Basterebbero questi dati per imporre qualche riflessione sulla gestione della Sanità pubblica e magari per indagare, anche a livello locale, quali siano la situazione della realtà sanitaria, le sue esigenze, le sue necessità. Purtroppo non è così, visto che, ad esempio, si afferma che nel territorio che va da Spino d’Adda ai confini con il Veronese i maschi si ammalano di tumore più o meno come nel resto del Nord Italia, ma muoiono molto di più. Destino condiviso anche dalle femmine, che però presentano anche un’incidenza maggiore di tumori.  Il guaio è che tutto si ferma qui, senza alcuna analisi di dettaglio e senza che nessuno verifichi se esistono condizioni ambientali particolari, ad esempio se l’aria eccellente e salubre che i cremonesi sono costretti a respirare è di grande giovamento alla loro salute oppure no. Insomma, visto che i risultati della gestione della Sanità pubblica sono sotto gli occhi di tutti e che nessuno riesce a conoscere e tantomeno a verificare i dati necessari per un monitoraggio dello stato di salute della popolazione, come è possibile affrontarne i problemi? In un contesto che richiama “il nulla che avanza”, parlare di aspetti analitici e di programmazione sanitaria sembra del tutto fuori luogo, sempre che non si intenda spacciare per programmazione l’erigendo nuovo ospedalino di Cremona. Continua a sfuggire infatti la comprensione di cosa e a chi dovrà servire, anche perché non esiste alcuno studio sulla situazione sanitaria reale del nostro territorio.  Non si comprende se ed in che modo servirà ad abbattere le liste d’attesa, anche perché ad un numero di posti letto ridotto dovrebbe corrispondere una diminuzione dei servizi e del personale. Neppure si capisce come la nuova piccola struttura potrà coordinarsi con le strutture del territorio (Case e Ospedali di Comunità), anche perché nulla si conosce ancora sul ruolo svolto dai medici di medicina generale.

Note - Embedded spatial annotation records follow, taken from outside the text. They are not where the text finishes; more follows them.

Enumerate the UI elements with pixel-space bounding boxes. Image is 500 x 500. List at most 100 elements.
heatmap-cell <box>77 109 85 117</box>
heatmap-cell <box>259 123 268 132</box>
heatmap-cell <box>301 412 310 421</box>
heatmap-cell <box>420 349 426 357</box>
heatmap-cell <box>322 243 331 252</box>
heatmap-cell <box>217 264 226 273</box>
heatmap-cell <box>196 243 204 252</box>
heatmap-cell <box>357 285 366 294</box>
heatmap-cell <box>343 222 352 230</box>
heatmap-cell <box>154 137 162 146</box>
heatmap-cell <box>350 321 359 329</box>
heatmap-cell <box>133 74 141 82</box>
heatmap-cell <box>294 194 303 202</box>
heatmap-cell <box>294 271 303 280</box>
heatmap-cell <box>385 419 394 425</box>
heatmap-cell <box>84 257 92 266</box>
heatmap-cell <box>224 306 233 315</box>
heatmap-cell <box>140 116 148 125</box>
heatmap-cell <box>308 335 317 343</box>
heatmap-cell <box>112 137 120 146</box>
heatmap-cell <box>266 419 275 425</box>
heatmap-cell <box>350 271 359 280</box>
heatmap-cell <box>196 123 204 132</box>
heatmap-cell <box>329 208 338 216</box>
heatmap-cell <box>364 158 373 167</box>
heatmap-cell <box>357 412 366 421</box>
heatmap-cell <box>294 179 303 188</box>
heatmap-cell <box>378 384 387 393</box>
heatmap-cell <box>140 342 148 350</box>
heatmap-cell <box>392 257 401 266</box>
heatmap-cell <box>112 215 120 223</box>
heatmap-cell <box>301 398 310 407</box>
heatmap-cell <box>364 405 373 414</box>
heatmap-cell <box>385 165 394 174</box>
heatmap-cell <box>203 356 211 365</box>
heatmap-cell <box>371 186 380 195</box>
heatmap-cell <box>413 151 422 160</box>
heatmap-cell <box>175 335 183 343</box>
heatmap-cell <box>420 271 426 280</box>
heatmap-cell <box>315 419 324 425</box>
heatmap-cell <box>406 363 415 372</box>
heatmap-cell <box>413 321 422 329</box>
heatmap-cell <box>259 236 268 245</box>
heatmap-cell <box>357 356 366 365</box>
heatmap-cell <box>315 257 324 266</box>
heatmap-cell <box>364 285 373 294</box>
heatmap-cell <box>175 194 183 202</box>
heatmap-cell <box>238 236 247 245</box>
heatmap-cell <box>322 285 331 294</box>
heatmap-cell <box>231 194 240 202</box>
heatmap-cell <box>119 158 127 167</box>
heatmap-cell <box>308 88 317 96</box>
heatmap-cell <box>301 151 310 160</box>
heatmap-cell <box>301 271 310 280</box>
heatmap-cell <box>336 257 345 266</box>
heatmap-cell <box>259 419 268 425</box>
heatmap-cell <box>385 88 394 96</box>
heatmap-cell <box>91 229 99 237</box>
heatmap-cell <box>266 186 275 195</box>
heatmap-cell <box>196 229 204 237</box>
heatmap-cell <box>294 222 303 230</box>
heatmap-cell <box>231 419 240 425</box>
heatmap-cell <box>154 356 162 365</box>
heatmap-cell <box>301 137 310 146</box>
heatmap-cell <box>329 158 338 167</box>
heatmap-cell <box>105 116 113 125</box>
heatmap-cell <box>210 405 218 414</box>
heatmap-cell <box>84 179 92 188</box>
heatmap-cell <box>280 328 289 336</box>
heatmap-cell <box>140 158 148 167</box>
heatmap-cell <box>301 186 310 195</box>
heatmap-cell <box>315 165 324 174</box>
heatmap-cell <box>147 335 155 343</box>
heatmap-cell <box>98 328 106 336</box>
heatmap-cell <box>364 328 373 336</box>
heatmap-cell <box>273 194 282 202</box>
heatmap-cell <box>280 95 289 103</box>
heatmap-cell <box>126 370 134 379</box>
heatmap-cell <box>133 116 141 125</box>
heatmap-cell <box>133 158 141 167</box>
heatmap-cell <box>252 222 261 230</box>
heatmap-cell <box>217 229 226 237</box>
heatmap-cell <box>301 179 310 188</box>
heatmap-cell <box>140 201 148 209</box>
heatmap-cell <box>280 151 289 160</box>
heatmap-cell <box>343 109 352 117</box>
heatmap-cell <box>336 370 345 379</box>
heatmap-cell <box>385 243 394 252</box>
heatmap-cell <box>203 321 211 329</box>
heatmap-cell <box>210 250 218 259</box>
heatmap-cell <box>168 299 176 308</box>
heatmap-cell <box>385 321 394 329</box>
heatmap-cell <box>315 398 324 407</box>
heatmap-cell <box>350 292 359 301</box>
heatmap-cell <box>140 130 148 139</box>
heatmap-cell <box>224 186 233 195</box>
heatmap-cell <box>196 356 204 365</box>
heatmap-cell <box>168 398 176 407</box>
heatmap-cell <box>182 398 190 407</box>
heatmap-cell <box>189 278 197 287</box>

Insomma, sembra proprio che la programmazione sanitaria sia limitata ad un gagliardo e tangibile sostegno all’edilizia, tra cui il nuovo ospedalino di Cremona rappresenta forse la ciliegina anemica su di una torta ammuffita: come riuscirà il nuovo ospedale piccino picciò a soddisfare le esigenze sanitarie dalla popolazione cremonese? Per intanto, tra liste di attesa, Ferragosto senza Guardia Medica, il West Nile virus e le zanzare (ma provvedere alla disinfestazione, no?) a rasserenare gli animi dei pochi cremonesi preoccupati, va sottolineata la meritoria iniziativa di sanità pubblica per favorire le passeggiate in gruppo e all’aperto delle persone anziane. Un progetto da sostenere a spada tratta, ma che non considera il fatto che spesso, per diventare anziano, bisogna sopravvivere alla vita ed alle malattie e che con questi chiari di luna tale prospettiva sembra farsi sempre più remota.

 

Pietro Cavalli

2 risposte

  1. Un grazie sincero al dottor Cavalli, perché con competenza e passione ci informa del disastro della “nostra” sanità, mentre la politica si interessa purtroppo, della spartizione delle poltrone.

  2. Chiedo, possibile che nessuno contrasti la decisione dell’ospedalino e non intervenga per un potenziamento della struttura già esistente con adeguamento di medici e infermieri? Cosa servono muri nuovi se non c’è una assistenza adeguata alle necessità territoriali? Uno schifo!